The Hybrid is Bluetooth-enabled, and the app is a must-have. It wouldn't work with my Android phone but did fine with an iPad.

It offers two new options: "Iterations," which allowed me to set up a repeating pattern of temperature changes within a predetermined amount of time. I can pop on the whip and not have to change the temperature during a session, taking the temperature low to high and so on over 30 or more minutes.

The "Workflows" option works best with a balloon and allows the extraction of specific combinations of cannabinoids and terpenes by varying the temperature while filling the balloon. You can become your own marijuana mixologist to obtain super specific tastes and effects. 

 I took it to the NW Cannabis Club, and over three hours, people approached me and began sharing similar stories and memories of the balloon, and the effects ("It used to get me so high" was a common shared statement.) A dozen people tried their own flowers and concentrates, all enjoying the whip option while discovering new flavor notes.

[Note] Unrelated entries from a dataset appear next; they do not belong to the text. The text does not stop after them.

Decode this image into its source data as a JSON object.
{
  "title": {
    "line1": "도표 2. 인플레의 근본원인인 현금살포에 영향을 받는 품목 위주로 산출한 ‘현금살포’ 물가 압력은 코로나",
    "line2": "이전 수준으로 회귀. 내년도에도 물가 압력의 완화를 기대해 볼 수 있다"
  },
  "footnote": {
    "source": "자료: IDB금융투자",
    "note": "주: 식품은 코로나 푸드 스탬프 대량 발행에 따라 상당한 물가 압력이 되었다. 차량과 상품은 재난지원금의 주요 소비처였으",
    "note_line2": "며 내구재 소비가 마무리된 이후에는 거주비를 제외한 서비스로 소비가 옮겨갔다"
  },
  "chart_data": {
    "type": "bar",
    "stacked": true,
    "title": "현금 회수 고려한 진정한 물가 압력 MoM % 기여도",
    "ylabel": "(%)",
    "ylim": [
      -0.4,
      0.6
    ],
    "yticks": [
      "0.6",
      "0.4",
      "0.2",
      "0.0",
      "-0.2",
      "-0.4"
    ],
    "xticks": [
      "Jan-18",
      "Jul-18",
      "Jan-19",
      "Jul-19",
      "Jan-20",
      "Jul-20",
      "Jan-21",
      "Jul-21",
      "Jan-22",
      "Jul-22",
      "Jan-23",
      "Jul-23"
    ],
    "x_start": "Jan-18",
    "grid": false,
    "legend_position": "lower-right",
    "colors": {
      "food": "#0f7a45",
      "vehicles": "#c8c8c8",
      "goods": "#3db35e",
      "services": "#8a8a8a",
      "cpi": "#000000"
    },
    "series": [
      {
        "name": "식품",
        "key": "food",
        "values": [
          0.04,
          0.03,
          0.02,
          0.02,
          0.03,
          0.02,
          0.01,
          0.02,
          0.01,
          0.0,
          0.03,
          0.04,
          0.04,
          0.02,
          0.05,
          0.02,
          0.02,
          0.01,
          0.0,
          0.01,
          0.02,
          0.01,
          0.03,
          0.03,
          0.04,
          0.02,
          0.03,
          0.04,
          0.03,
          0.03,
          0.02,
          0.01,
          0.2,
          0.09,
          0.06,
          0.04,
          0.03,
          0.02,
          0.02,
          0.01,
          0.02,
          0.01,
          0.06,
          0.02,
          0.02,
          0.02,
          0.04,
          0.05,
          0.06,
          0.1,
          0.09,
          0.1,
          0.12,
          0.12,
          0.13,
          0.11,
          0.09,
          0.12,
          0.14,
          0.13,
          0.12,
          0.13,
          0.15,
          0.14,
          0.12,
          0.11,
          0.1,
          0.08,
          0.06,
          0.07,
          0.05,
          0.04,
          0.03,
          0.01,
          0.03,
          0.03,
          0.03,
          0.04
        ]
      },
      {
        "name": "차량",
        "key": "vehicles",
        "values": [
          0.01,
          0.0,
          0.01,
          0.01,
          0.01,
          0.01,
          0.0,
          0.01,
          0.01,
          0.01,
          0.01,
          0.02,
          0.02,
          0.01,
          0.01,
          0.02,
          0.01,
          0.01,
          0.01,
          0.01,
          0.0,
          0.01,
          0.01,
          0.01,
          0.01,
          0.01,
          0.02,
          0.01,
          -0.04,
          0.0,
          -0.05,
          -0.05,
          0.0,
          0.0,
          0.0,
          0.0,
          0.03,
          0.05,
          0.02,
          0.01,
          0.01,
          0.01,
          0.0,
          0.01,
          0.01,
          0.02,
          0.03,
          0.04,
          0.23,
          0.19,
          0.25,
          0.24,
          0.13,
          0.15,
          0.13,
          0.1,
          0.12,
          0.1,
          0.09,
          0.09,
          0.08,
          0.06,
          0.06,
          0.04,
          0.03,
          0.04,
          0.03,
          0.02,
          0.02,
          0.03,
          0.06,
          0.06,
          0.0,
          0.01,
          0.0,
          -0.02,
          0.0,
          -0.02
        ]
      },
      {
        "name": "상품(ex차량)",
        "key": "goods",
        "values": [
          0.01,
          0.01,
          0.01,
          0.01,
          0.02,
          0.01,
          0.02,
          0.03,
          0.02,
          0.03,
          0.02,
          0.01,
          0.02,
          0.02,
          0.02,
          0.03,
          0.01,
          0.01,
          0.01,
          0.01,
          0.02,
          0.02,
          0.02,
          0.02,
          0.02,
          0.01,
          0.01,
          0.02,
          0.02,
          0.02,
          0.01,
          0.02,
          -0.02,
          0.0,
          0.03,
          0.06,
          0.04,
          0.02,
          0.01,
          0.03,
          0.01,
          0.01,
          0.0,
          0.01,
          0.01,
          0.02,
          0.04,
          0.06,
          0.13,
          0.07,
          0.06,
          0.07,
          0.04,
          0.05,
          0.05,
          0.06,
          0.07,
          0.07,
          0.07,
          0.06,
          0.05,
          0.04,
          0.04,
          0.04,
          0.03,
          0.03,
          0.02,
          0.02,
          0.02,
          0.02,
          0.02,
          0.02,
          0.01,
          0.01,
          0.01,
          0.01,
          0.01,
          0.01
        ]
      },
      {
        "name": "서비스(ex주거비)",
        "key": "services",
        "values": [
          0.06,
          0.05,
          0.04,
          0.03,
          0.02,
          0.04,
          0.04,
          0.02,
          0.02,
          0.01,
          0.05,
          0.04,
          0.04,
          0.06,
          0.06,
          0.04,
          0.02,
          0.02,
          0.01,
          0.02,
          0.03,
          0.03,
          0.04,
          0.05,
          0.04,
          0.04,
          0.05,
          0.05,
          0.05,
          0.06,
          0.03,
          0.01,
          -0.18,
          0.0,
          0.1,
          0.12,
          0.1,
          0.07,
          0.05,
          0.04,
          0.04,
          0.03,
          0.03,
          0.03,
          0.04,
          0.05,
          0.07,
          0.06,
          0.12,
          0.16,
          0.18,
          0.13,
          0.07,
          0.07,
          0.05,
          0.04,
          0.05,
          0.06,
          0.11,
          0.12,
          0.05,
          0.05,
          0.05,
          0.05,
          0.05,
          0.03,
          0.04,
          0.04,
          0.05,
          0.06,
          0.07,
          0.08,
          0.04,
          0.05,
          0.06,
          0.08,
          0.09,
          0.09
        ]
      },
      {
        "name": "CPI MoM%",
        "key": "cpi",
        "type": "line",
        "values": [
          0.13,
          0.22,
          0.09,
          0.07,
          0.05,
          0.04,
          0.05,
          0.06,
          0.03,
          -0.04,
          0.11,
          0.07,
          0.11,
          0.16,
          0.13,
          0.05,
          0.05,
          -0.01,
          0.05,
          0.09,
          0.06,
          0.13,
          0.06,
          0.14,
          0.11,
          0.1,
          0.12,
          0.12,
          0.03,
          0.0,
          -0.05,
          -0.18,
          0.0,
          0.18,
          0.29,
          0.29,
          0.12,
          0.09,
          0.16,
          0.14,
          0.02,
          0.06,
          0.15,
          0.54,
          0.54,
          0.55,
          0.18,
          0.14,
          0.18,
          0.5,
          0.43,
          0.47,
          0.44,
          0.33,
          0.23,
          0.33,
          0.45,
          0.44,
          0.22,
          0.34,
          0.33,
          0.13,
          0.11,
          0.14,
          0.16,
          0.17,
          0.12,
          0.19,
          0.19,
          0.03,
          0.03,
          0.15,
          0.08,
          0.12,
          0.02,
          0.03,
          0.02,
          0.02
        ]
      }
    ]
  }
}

At $700, this isn't an investment to be taken lightly, and is beyond the budgets of many. But it's a legitimate medical grade vaporizer, and if in your budget, highly recommended.

Editor's note: Oregon Gov. Kate Brown's temporary ban, in effect as of Oct. 15, includes only flavored vaporizer products, and does not include marijuana- or terpene-flavored products. See an update on this week's News page.